You are a premium member of Chef Airlines which means you can store miles in your Chef Airlines account. If you currently have x miles in your Chef Airlines account then you can travel x miles for free. You start from the airport labelled 0 and wish to reach airport labelled N. Following are the rules of travel :

  • If you are at the airport labelled i, you can travel to any airport labelled j, only if j > i;

  • If you travel from airport labelled i to airport labelled j, you end up exhausting j - i miles from your Chef Airlines account. Consequently, you can travel from airport labelled i to airport labelled j if and only if j - i \leq x, where x is the number of miles in your Chef Airlines account when you departed from the airport labelled i.

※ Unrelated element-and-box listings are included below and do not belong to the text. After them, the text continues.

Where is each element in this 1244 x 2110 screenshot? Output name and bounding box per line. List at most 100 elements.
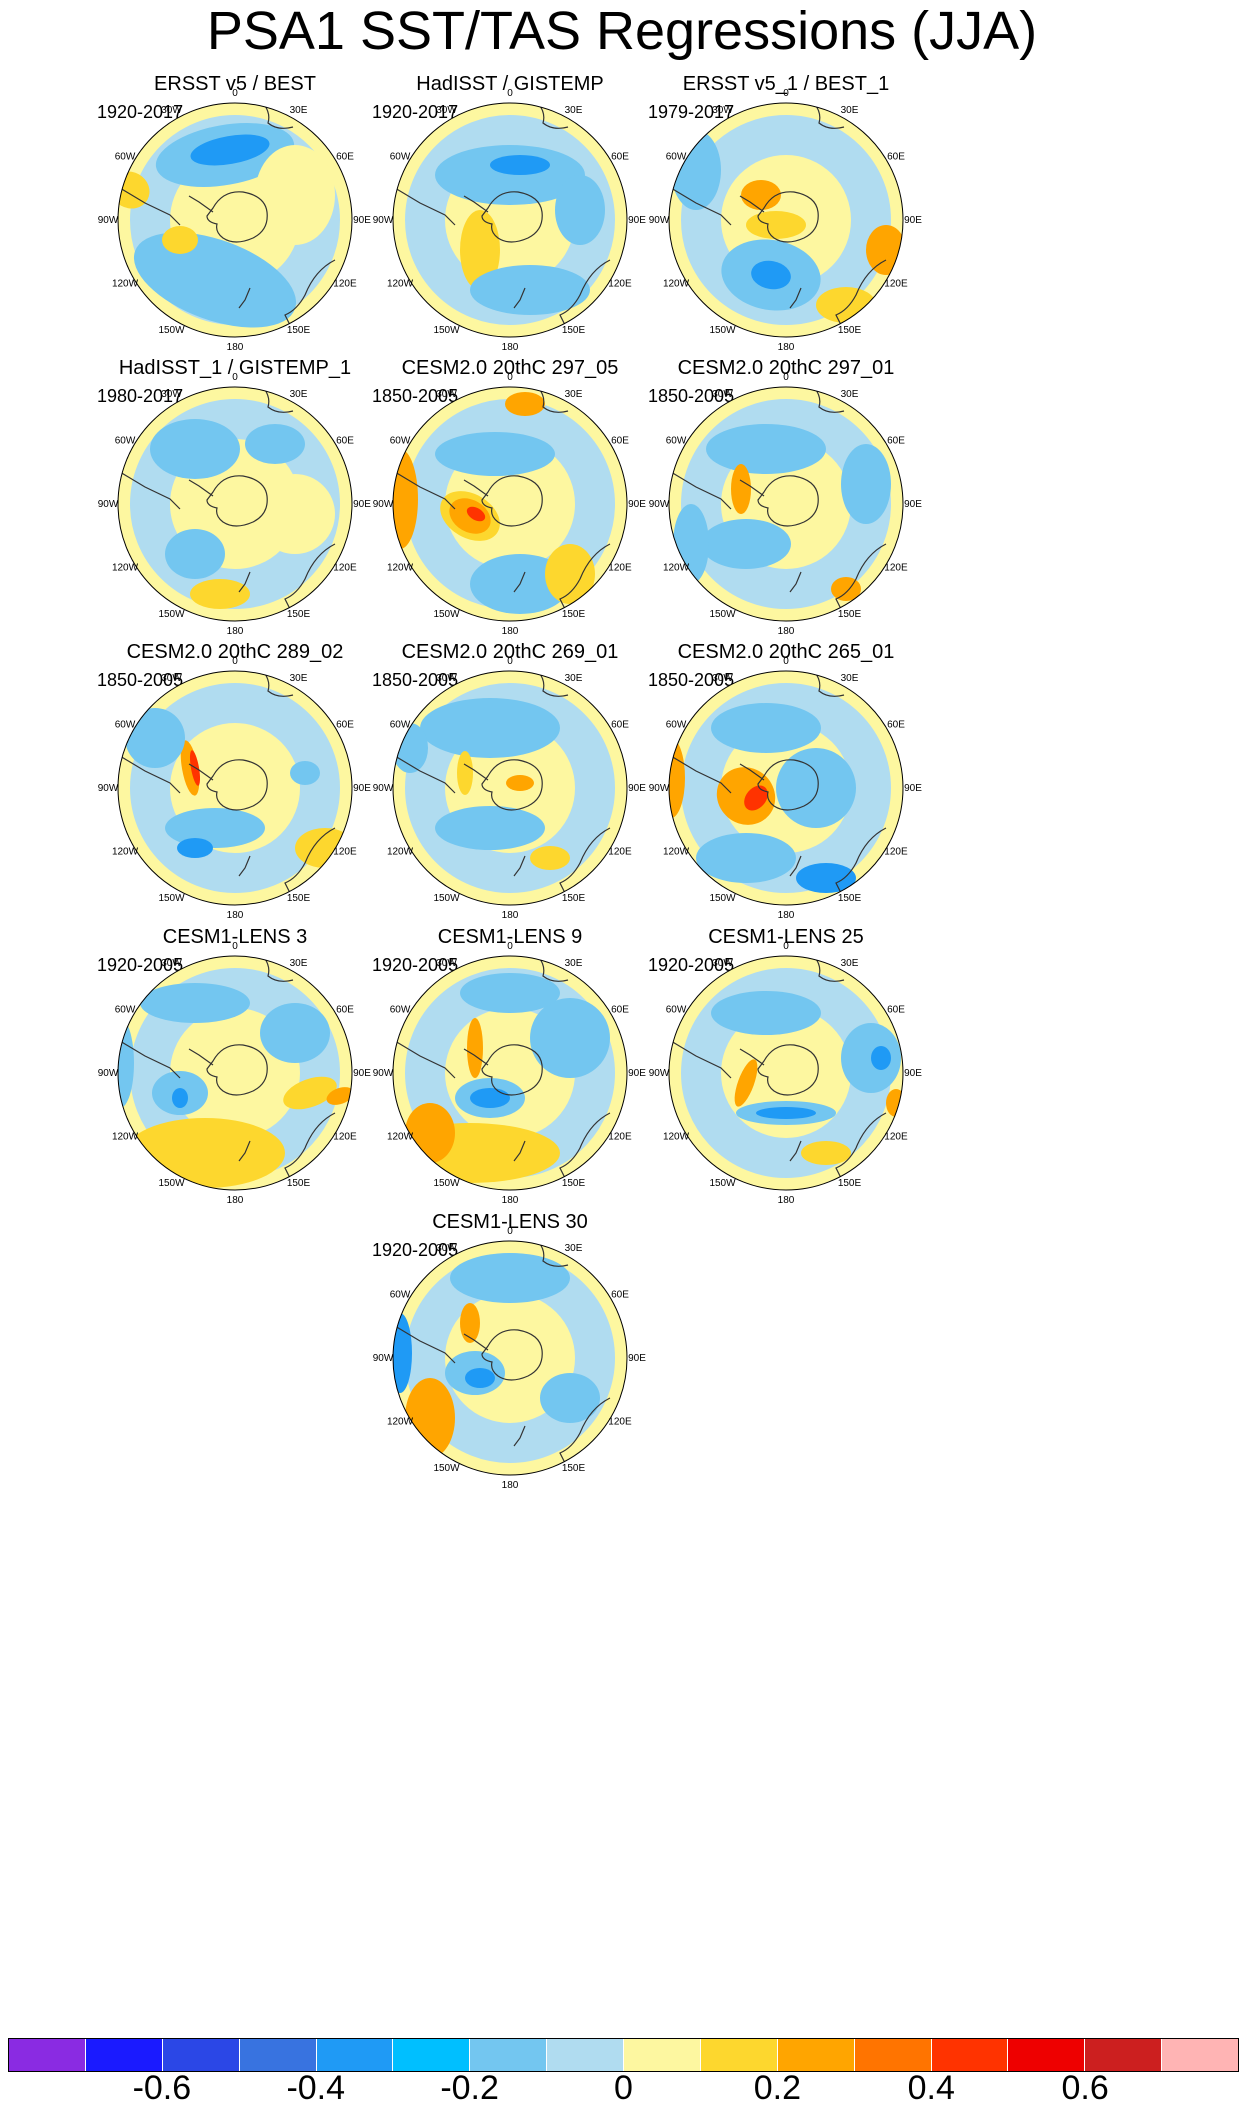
anomaly-patch (751, 260, 791, 290)
south-america-coastline (118, 468, 181, 510)
africa-coastline (537, 956, 569, 982)
longitude-label: 60W (666, 436, 687, 447)
longitude-label: 30W (712, 389, 733, 400)
longitude-label: 150W (433, 609, 460, 620)
longitude-label: 60W (390, 152, 411, 163)
new-zealand-coastline (513, 1140, 526, 1162)
longitude-label: 120E (884, 847, 908, 858)
antarctica-coastline (757, 475, 819, 527)
anomaly-patch (140, 983, 250, 1023)
longitude-label: 150E (562, 609, 586, 620)
longitude-label: 90W (649, 783, 670, 794)
africa-coastline (262, 387, 294, 413)
longitude-label: 30W (161, 105, 182, 116)
longitude-label: 60E (887, 1005, 905, 1016)
longitude-label: 150W (709, 893, 736, 904)
longitude-label: 60E (336, 1005, 354, 1016)
longitude-label: 120W (663, 279, 690, 290)
map-panel: CESM1-LENS 9 1920-2005 0 30E 60E 90E 120E 150E 1… (330, 925, 690, 1300)
australia-coastline (835, 827, 887, 894)
new-zealand-coastline (513, 855, 526, 877)
anomaly-patch (706, 424, 826, 474)
anomaly-patch (255, 145, 335, 245)
panel-title: CESM2.0 20thC 289_02 (126, 641, 344, 663)
longitude-label: 150W (433, 1463, 460, 1474)
africa-coastline (537, 103, 569, 129)
colorbar-swatch (777, 2039, 855, 2071)
colorbar-swatch (854, 2039, 932, 2071)
longitude-label: 120W (387, 279, 414, 290)
antarctic-peninsula (463, 479, 489, 497)
longitude-label: 60E (887, 436, 905, 447)
colorbar-swatch (624, 2039, 701, 2071)
longitude-label: 60E (611, 720, 629, 731)
longitude-label: 0 (783, 88, 789, 99)
longitude-label: 150W (709, 1178, 736, 1189)
longitude-label: 120W (663, 847, 690, 858)
longitude-label: 90E (904, 499, 922, 510)
longitude-label: 0 (232, 941, 238, 952)
antarctic-peninsula (188, 1048, 214, 1066)
anomaly-patch (530, 846, 570, 870)
panel-period: 1920-2005 (97, 955, 184, 975)
longitude-label: 180 (778, 1195, 795, 1206)
longitude-label: 30W (161, 958, 182, 969)
longitude-label: 180 (778, 910, 795, 921)
anomaly-patch (125, 708, 185, 768)
map-panel: ERSST v5_1 / BEST_1 1979-2017 0 30E 60E 90E 12… (606, 72, 966, 447)
longitude-label: 90W (98, 499, 119, 510)
longitude-label: 150E (562, 1178, 586, 1189)
anomaly-patch (133, 232, 297, 328)
longitude-label: 120W (387, 1132, 414, 1143)
anomaly-patch (393, 449, 418, 549)
longitude-label: 150E (838, 893, 862, 904)
anomaly-patch (540, 1373, 600, 1423)
longitude-label: 0 (232, 372, 238, 383)
antarctic-peninsula (739, 195, 765, 213)
longitude-label: 30W (712, 958, 733, 969)
map-border (392, 102, 628, 338)
panel-period: 1850-2005 (648, 386, 735, 406)
longitude-label: 150W (158, 325, 185, 336)
anomaly-patch (555, 175, 605, 245)
antarctic-peninsula (463, 763, 489, 781)
panel-title: CESM2.0 20thC 269_01 (401, 641, 619, 663)
panel-period: 1850-2005 (372, 386, 459, 406)
antarctica-coastline (757, 191, 819, 243)
anomaly-patch (435, 145, 585, 205)
australia-coastline (835, 259, 887, 326)
colorbar-swatch (1008, 2039, 1086, 2071)
longitude-label: 150W (709, 609, 736, 620)
longitude-label: 0 (783, 941, 789, 952)
longitude-label: 60E (611, 436, 629, 447)
longitude-label: 120E (333, 847, 357, 858)
longitude-label: 120W (112, 1132, 139, 1143)
south-america-coastline (669, 752, 732, 794)
africa-coastline (262, 956, 294, 982)
anomaly-patch (450, 1253, 570, 1303)
antarctic-peninsula (463, 1333, 489, 1351)
longitude-label: 90E (904, 1068, 922, 1079)
map-panel: CESM1-LENS 30 1920-2005 0 30E 60E 90E 120E 150E… (330, 1210, 690, 1585)
anomaly-patch (467, 1018, 483, 1078)
panel-title: HadISST / GISTEMP (416, 73, 604, 95)
anomaly-patch (162, 226, 198, 254)
antarctica-coastline (481, 191, 543, 243)
colorbar-tick-label: 0 (614, 2069, 633, 2107)
anomaly-patch (696, 833, 796, 883)
longitude-label: 30W (436, 958, 457, 969)
colorbar-swatch (547, 2039, 624, 2071)
longitude-label: 120E (608, 1132, 632, 1143)
longitude-label: 60E (336, 152, 354, 163)
colorbar-swatch (85, 2039, 163, 2071)
south-america-coastline (393, 468, 456, 510)
longitude-label: 60W (115, 152, 136, 163)
map-panel: CESM2.0 20thC 289_02 1850-2005 0 30E 60E 90E 1… (55, 640, 415, 1015)
longitude-label: 150E (287, 609, 311, 620)
longitude-label: 90E (628, 1068, 646, 1079)
map-panel: CESM2.0 20thC 297_01 1850-2005 0 30E 60E 90E 1… (606, 356, 966, 731)
longitude-label: 60E (336, 436, 354, 447)
longitude-label: 60W (390, 720, 411, 731)
map-panel: CESM2.0 20thC 297_05 1850-2005 0 30E 60E 90E 1… (330, 356, 690, 731)
longitude-label: 30E (565, 389, 583, 400)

  • Whenever you arrive at airport labelled i, you can add up to M_i number of miles in your Chef Airlines account. There is no limit to the number of miles your Chef Airlines account can hold.

  • You start by arriving at airport labelled 1 with 0 miles in your Chef Airlines account.

Determine the minimum number of airports you must visit in order to reach the airport labelled N. If it is not possible to do so, print -1.

Approach

To solve this problem efficiently, we can employ a greedy algorithm combined with a breadth-first search (BFS) approach using a queue.

  1. Initialization:
  • Use a Priority Queue to store the current position (airport index) and the miles in the account.
  • Start from airport 1 with 0 miles and 1 visit.
  1. Traversal:
  • Use BFS to explore reachable airports from the current airport.
  • For each airport i, calculate the maximum distance you can cover based on available miles.
  • For each reachable airport j, if you can travel there (i.e., you have enough miles), update the miles and enqueue the new state.
  1. Stopping Condition:
  • If you reach airport N, output the number of visits.
  • If the queue is exhausted without reaching airport N, return -1.

Complexity

  • Time Complexity: O(N) per test case, as each airport is processed once in the BFS traversal.
  • Space Complexity: O(N) for the queue and visited array.